14:34 PM, 4th May 2018, About 6 years ago

Reply to the comment left by Robert Mellors at 03/05/2018 - 10:00Hi Robert,
Would you email me a copy of the GDPR policy.LAH55555@aol.com
Thank you.

Robert M

23:53 PM, 4th May 2018, About 6 years ago

Reply to the comment left by Lillian Howell at 04/05/2018 - 14:34
Could anyone wanting a copy of my GDPR Data Protection Policy please email me direct: robert.mellors@hotmail.co.uk rather than putting their email on this thread. Thanks.

Chris Amis

1:26 AM, 9th May 2018, About 6 years ago

OK, next query, not addressed on RLA guide, Roberts comprehensive example etc.

Which of these services must I ditch, I am sure I am not the only one who needs to work this bit out?

GoogleDrive
I pay google for extra space, but not for google apps (or whatever the comercial bit is called now).
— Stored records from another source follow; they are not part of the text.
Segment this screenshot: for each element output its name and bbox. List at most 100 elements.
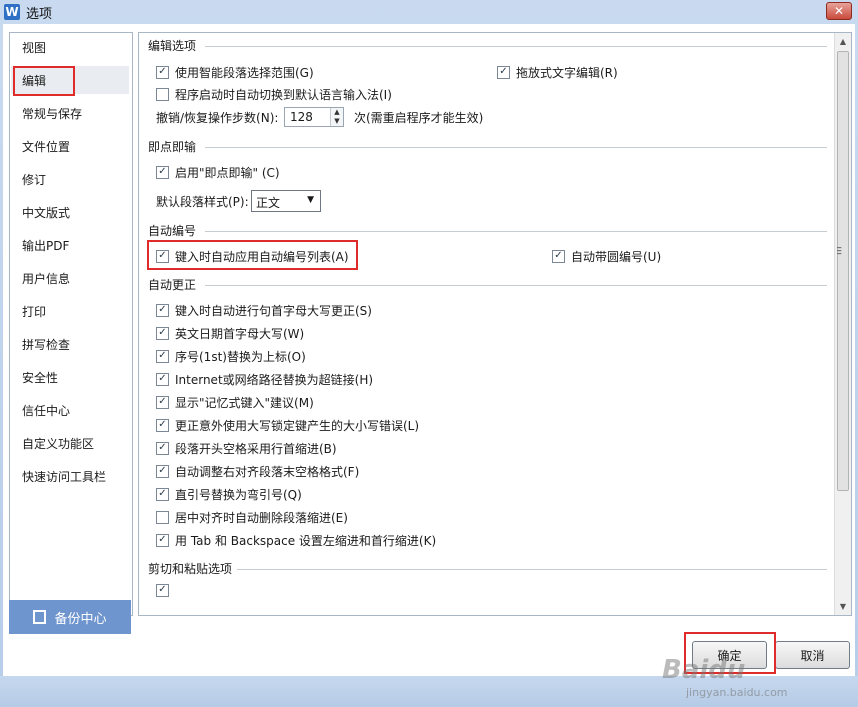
checkbox-checked[interactable]: ✓ bbox=[156, 372, 169, 386]
option-label: 显示"记忆式键入"建议(M) bbox=[175, 395, 314, 410]
option-paste-partial[interactable]: ✓ bbox=[156, 581, 175, 599]
undo-steps-label: 撤销/恢复操作步数(N): bbox=[156, 110, 279, 125]
checkbox-checked[interactable]: ✓ bbox=[156, 165, 169, 179]
title-bar: W 选项 ✕ bbox=[0, 0, 858, 24]
option-auto-ime[interactable]: 程序启动时自动切换到默认语言输入法(I) bbox=[156, 85, 392, 103]
undo-steps-value: 128 bbox=[290, 110, 313, 124]
checkbox-checked[interactable]: ✓ bbox=[156, 583, 169, 597]
option-label: 自动调整右对齐段落末空格格式(F) bbox=[175, 464, 360, 479]
backup-center-button[interactable]: 备份中心 bbox=[9, 600, 131, 634]
section-title-auto-correct: 自动更正 bbox=[148, 278, 197, 292]
checkbox-unchecked[interactable] bbox=[156, 510, 169, 524]
spinner-arrows-icon[interactable]: ▲ ▼ bbox=[330, 108, 343, 126]
option-auto-correct-item[interactable]: ✓ 更正意外使用大写锁定键产生的大小写错误(L) bbox=[156, 416, 419, 434]
nav-item-revision[interactable]: 修订 bbox=[22, 170, 46, 190]
watermark-url: jingyan.baidu.com bbox=[686, 686, 788, 699]
scroll-up-icon[interactable]: ▲ bbox=[837, 35, 849, 49]
options-scrollbar[interactable]: ▲ ━ ━ ━ ▼ bbox=[834, 33, 851, 615]
dialog-body: 视图 编辑 常规与保存 文件位置 修订 中文版式 输出PDF 用户信息 打印 拼… bbox=[3, 24, 855, 676]
option-auto-correct-item[interactable]: ✓ 自动调整右对齐段落末空格格式(F) bbox=[156, 462, 359, 480]
option-label: 自动带圆编号(U) bbox=[571, 249, 662, 264]
checkbox-checked[interactable]: ✓ bbox=[156, 487, 169, 501]
nav-item-customize-ribbon[interactable]: 自定义功能区 bbox=[22, 434, 94, 454]
checkbox-checked[interactable]: ✓ bbox=[156, 326, 169, 340]
option-auto-correct-item[interactable]: ✓ 用 Tab 和 Backspace 设置左缩进和首行缩进(K) bbox=[156, 531, 436, 549]
checkbox-checked[interactable]: ✓ bbox=[156, 418, 169, 432]
option-label: 拖放式文字编辑(R) bbox=[516, 65, 618, 80]
option-label: 居中对齐时自动删除段落缩进(E) bbox=[175, 510, 348, 525]
default-style-value: 正文 bbox=[256, 196, 281, 210]
nav-item-export-pdf[interactable]: 输出PDF bbox=[22, 236, 69, 256]
section-title-paste: 剪切和粘贴选项 bbox=[148, 562, 233, 576]
option-label: 更正意外使用大写锁定键产生的大小写错误(L) bbox=[175, 418, 420, 433]
wps-app-icon: W bbox=[4, 4, 20, 20]
option-smart-select[interactable]: ✓ 使用智能段落选择范围(G) bbox=[156, 63, 314, 81]
option-drag-drop[interactable]: ✓ 拖放式文字编辑(R) bbox=[497, 63, 618, 81]
scroll-thumb[interactable] bbox=[837, 51, 849, 491]
section-divider bbox=[205, 147, 827, 148]
scroll-down-icon[interactable]: ▼ bbox=[837, 600, 849, 614]
undo-steps-spinner[interactable]: 128 ▲ ▼ bbox=[284, 107, 344, 127]
option-label: 英文日期首字母大写(W) bbox=[175, 326, 305, 341]
option-label: 段落开头空格采用行首缩进(B) bbox=[175, 441, 337, 456]
option-label: 直引号替换为弯引号(Q) bbox=[175, 487, 302, 502]
nav-item-spell-check[interactable]: 拼写检查 bbox=[22, 335, 70, 355]
option-auto-correct-item[interactable]: ✓ 键入时自动进行句首字母大写更正(S) bbox=[156, 301, 372, 319]
option-circle-number[interactable]: ✓ 自动带圆编号(U) bbox=[552, 247, 661, 265]
close-button[interactable]: ✕ bbox=[826, 2, 852, 20]
checkbox-checked[interactable]: ✓ bbox=[156, 441, 169, 455]
option-label: Internet或网络路径替换为超链接(H) bbox=[175, 372, 374, 387]
nav-item-print[interactable]: 打印 bbox=[22, 302, 46, 322]
option-label: 序号(1st)替换为上标(O) bbox=[175, 349, 306, 364]
option-auto-correct-item[interactable]: ✓ 直引号替换为弯引号(Q) bbox=[156, 485, 302, 503]
checkbox-checked[interactable]: ✓ bbox=[552, 249, 565, 263]
option-auto-correct-item[interactable]: ✓ 段落开头空格采用行首缩进(B) bbox=[156, 439, 337, 457]
option-auto-correct-item[interactable]: ✓ Internet或网络路径替换为超链接(H) bbox=[156, 370, 373, 388]
checkbox-checked[interactable]: ✓ bbox=[156, 65, 169, 79]
option-label: 用 Tab 和 Backspace 设置左缩进和首行缩进(K) bbox=[175, 533, 437, 548]
nav-item-quick-access-toolbar[interactable]: 快速访问工具栏 bbox=[22, 467, 106, 487]
option-auto-correct-item[interactable]: ✓ 英文日期首字母大写(W) bbox=[156, 324, 304, 342]
dropdown-arrow-icon: ▼ bbox=[307, 195, 314, 205]
option-label: 键入时自动进行句首字母大写更正(S) bbox=[175, 303, 372, 318]
section-title-auto-number: 自动编号 bbox=[148, 224, 197, 238]
auto-number-highlight-box bbox=[147, 240, 358, 270]
checkbox-checked[interactable]: ✓ bbox=[156, 349, 169, 363]
scroll-grip-icon: ━ ━ ━ bbox=[837, 244, 842, 258]
default-style-select[interactable]: 正文 ▼ bbox=[251, 190, 321, 212]
option-auto-correct-item[interactable]: ✓ 序号(1st)替换为上标(O) bbox=[156, 347, 306, 365]
nav-item-trust-center[interactable]: 信任中心 bbox=[22, 401, 70, 421]
nav-item-security[interactable]: 安全性 bbox=[22, 368, 58, 388]
nav-item-file-location[interactable]: 文件位置 bbox=[22, 137, 70, 157]
option-auto-correct-item[interactable]: ✓ 显示"记忆式键入"建议(M) bbox=[156, 393, 314, 411]
nav-item-user-info[interactable]: 用户信息 bbox=[22, 269, 70, 289]
nav-item-chinese-layout[interactable]: 中文版式 bbox=[22, 203, 70, 223]
options-dialog: W 选项 ✕ 视图 编辑 常规与保存 文件位置 修订 中文版式 输出PDF 用户… bbox=[0, 0, 858, 707]
window-title: 选项 bbox=[26, 6, 53, 22]
option-label: 程序启动时自动切换到默认语言输入法(I) bbox=[175, 87, 392, 102]
nav-item-general-save[interactable]: 常规与保存 bbox=[22, 104, 82, 124]
checkbox-checked[interactable]: ✓ bbox=[497, 65, 510, 79]
nav-item-view[interactable]: 视图 bbox=[22, 38, 46, 58]
edit-options-panel: 编辑选项 ✓ 使用智能段落选择范围(G) ✓ 拖放式文字编辑(R) 程序启动时自… bbox=[138, 32, 852, 616]
section-divider bbox=[205, 285, 827, 286]
option-enable-click-type[interactable]: ✓ 启用"即点即输" (C) bbox=[156, 163, 280, 181]
section-title-click-type: 即点即输 bbox=[148, 140, 197, 154]
section-divider bbox=[205, 231, 827, 232]
section-divider bbox=[237, 569, 827, 570]
section-divider bbox=[205, 46, 827, 47]
section-title-edit: 编辑选项 bbox=[148, 39, 197, 53]
category-nav: 视图 编辑 常规与保存 文件位置 修订 中文版式 输出PDF 用户信息 打印 拼… bbox=[9, 32, 133, 616]
checkbox-checked[interactable]: ✓ bbox=[156, 303, 169, 317]
undo-steps-suffix: 次(需重启程序才能生效) bbox=[354, 110, 484, 125]
option-auto-correct-item[interactable]: 居中对齐时自动删除段落缩进(E) bbox=[156, 508, 348, 526]
option-label: 启用"即点即输" (C) bbox=[175, 165, 280, 180]
checkbox-checked[interactable]: ✓ bbox=[156, 464, 169, 478]
default-style-label: 默认段落样式(P): bbox=[156, 194, 249, 209]
checkbox-checked[interactable]: ✓ bbox=[156, 395, 169, 409]
backup-icon bbox=[33, 610, 47, 624]
checkbox-unchecked[interactable] bbox=[156, 87, 169, 101]
checkbox-checked[interactable]: ✓ bbox=[156, 533, 169, 547]
option-label: 使用智能段落选择范围(G) bbox=[175, 65, 314, 80]
backup-center-label: 备份中心 bbox=[54, 611, 107, 627]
I AES encrypt and then backup to gdrive, very convenient if you need to dig out an insurance policy on holiday.

OneDrive
I got a free 200 GB from onedrive, so I duplicate backups to onedrive.

GoogleMail
My email gets directed thru gmail, it is convenient to have many years email always on tap. Google could read this, and they store it who knows where.

Backblaze
Main backup is backblaze, again AES encrypted, they claim GDPR compliant even as a US company.
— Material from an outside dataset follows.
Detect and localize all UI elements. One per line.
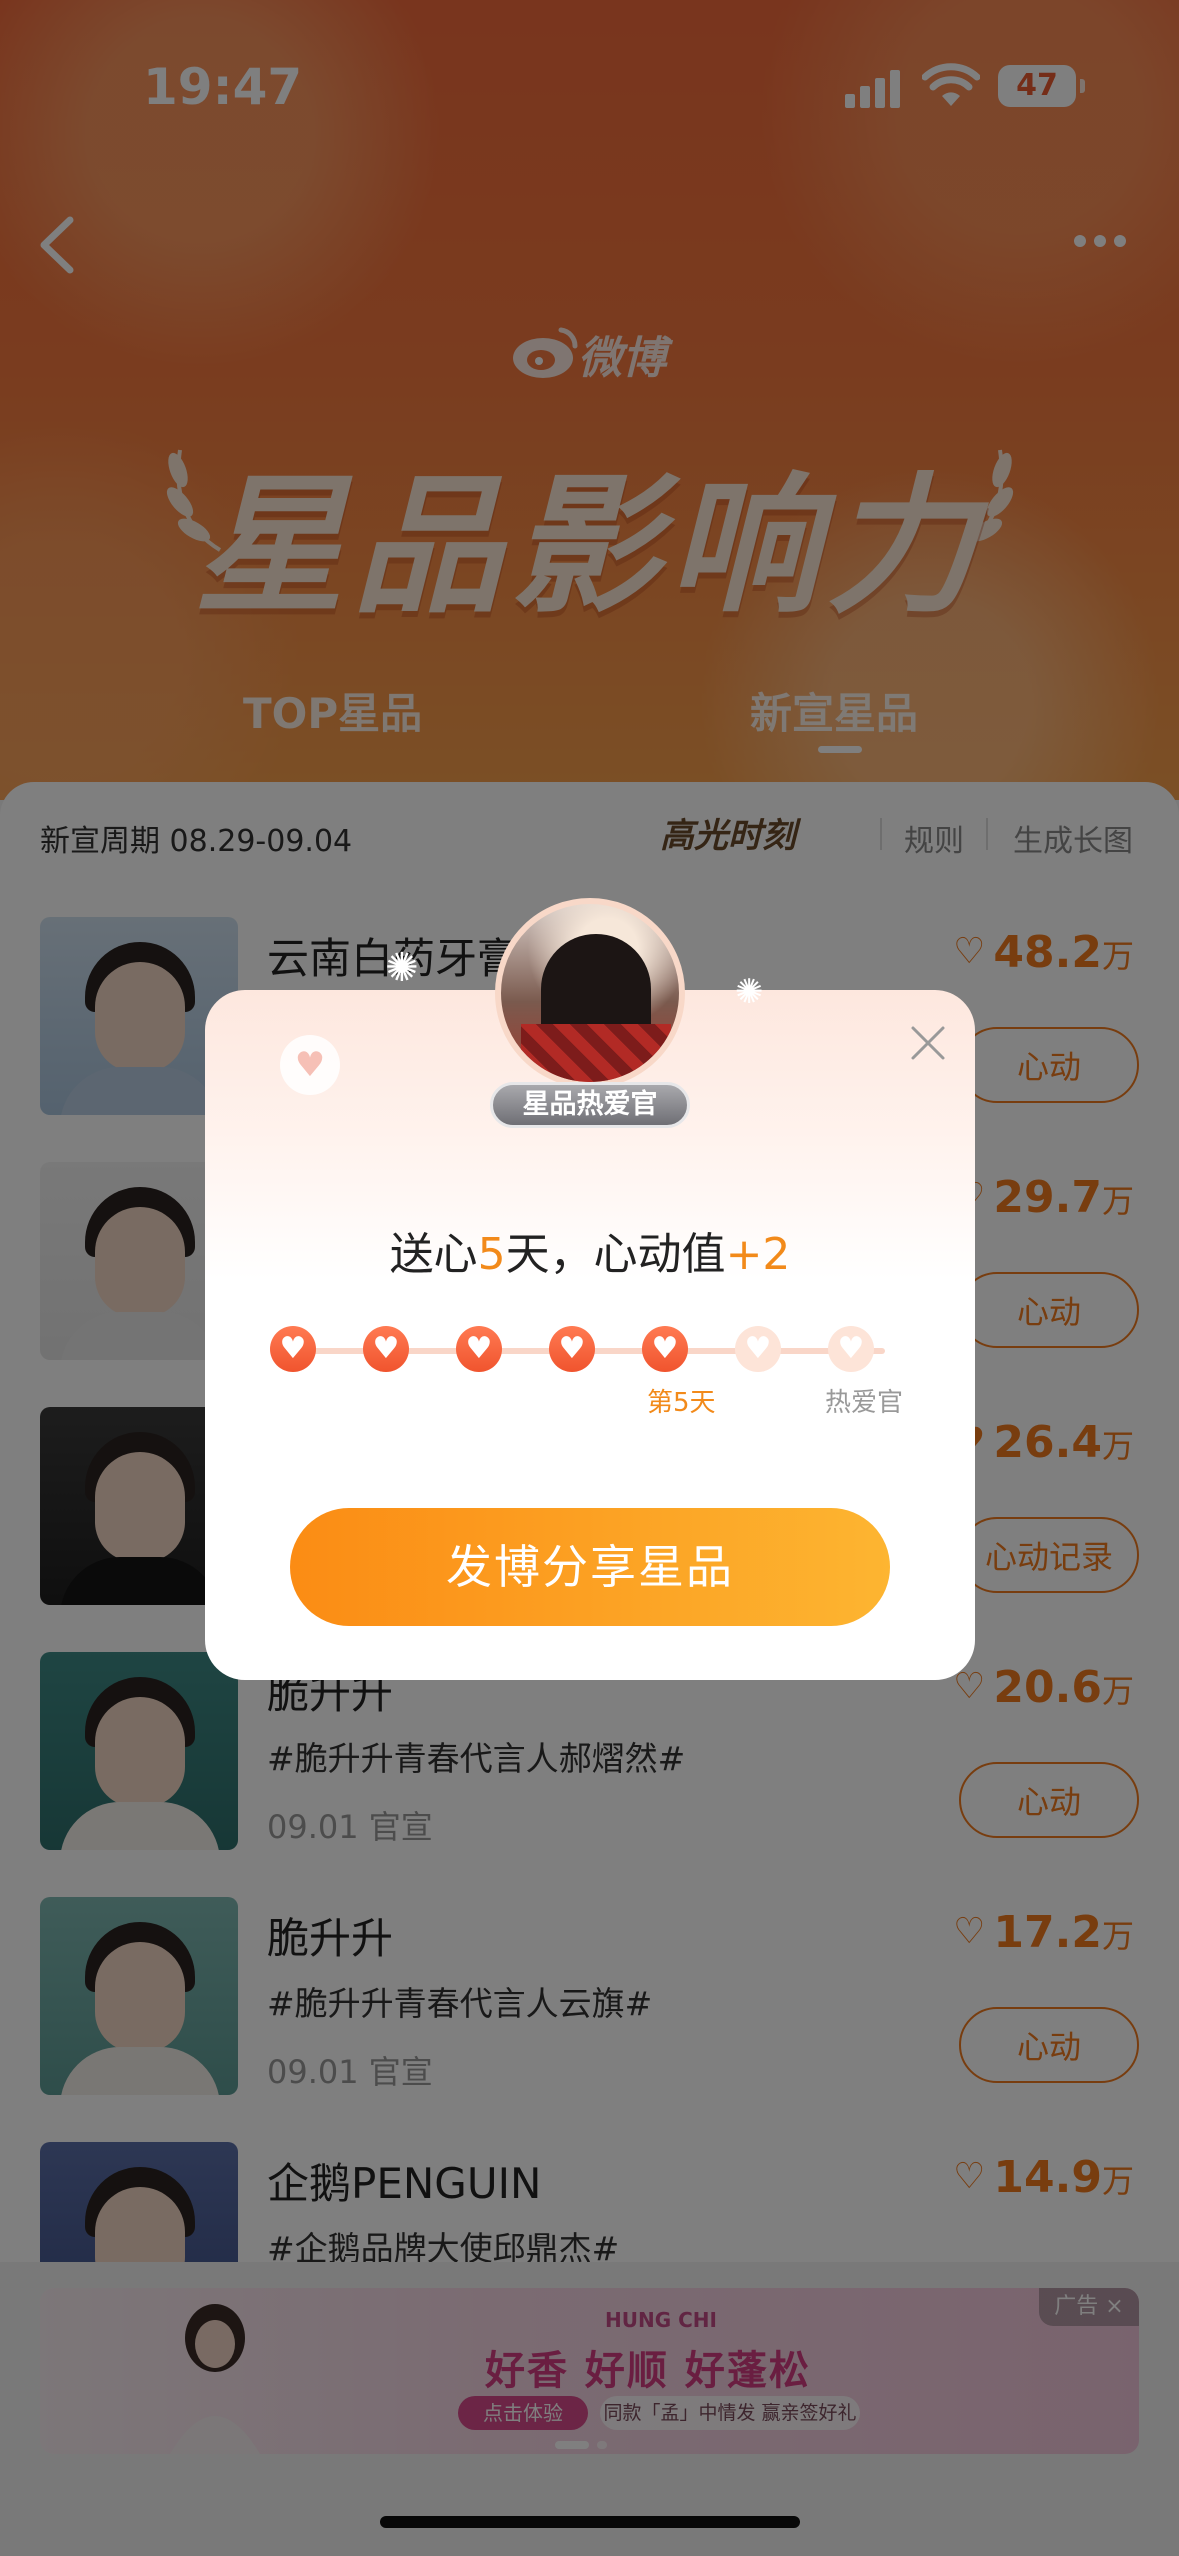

The cynic in me would say Google and MS have no incentive to say if the 'free' services are compliant, as they get to sell upgrades, would buying the google apps stuff be compliant?

Chris Clare

10:25 AM, 9th May 2018, About 6 years ago

It is my understanding that none of those services can be compliant as they cannot confirm where data will be held. If you drill down on their T&Cs they actually state they reserve the right to store data pretty much anywhere.
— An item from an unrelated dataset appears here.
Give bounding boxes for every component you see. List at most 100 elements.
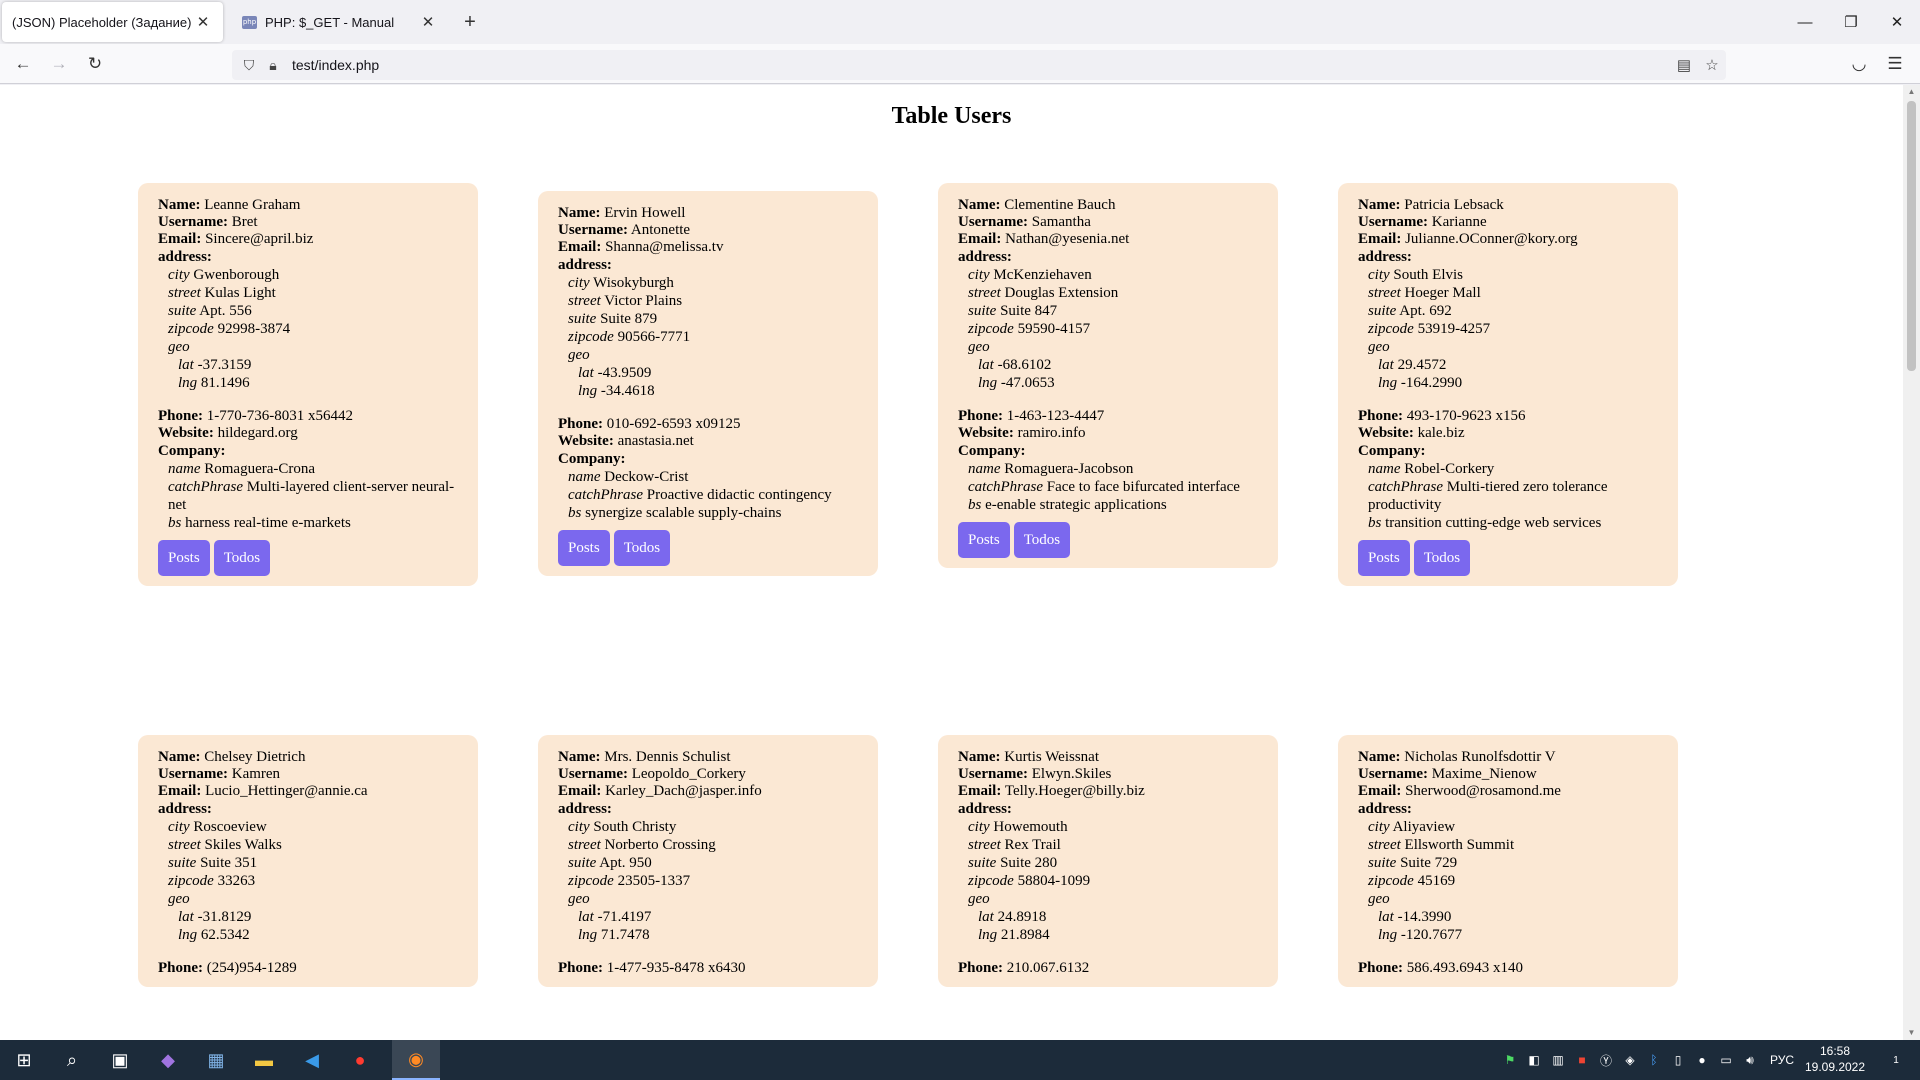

Providers like Google and Microsoft have data-centres all over the globe and they move data around routinely just to optimise storage globally and it is for this reason they are reluctant to state where exactly any data will be at any point in time. That's great for them but for anyone having to audit their data and geo locate data accurately it is difficult.

For this reason many firms have sprouted up offering costly solutions for EU/UK data storage solutions. None of them are overly necessary as there are cheaper alternatives to hosting your own data within the UK.

The fact that the data is encrypted is great and essential regardless of its geographical location. But not knowing where the data is, leaves you in an unquantifiable bind. IMHO

All that being said, if you don't deal with any big companies who are putting constraints on you, you can build your own risk assessment and decide to do what you want to do, as long as you can justify whatever it is you are doing and it minimises any potential risk to data subjects data. If you do take this route you will have to document and inform all of your data subjects precisely where their data may be and why. This is why so many businesses stick to UK hosted solutions.

Robert M

12:32 PM, 9th May 2018, About 6 years ago

Reply to the comment left by Chris Amis at 09/05/2018 - 01:26
Hi Chris

It is my understanding that these large software and operating system suppliers are stating that they are GDPR compliant because they have the US Privacy Shield accreditation/standard and/or they have contractual arrangements in place that satisfy the GDP requirements. I have checked this for Microsoft, Dropbox, and Xero, and all claim to be compliant, so as a user of these services I believe that we would be entitled to rely on those statements. However, I would suggest that you make your own enquiries with the various providers that you use so as to put your own mind at rest, and as evidence of your due diligence.

Boru

13:43 PM, 9th May 2018, About 6 years ago

We are in danger of setting the bar too high and planning for risks that are very unlikely and jumping through all sorts of hoops. Be transparent, register with the ICO, fill in the template Record of processing, be secure in how you hold data physically and electronically, don't hold more data than you need. If there is a complaint to the ICO which prompts them to contact you(after they finish with Facebook) it is unlikely to end in a fine. Of thousands of cases that that came to the ICO attention last year only a tiny percentage ended in fines. There is a lot of scaremongering going on to sell 'solutions'. Register and use the helpline when uncertain.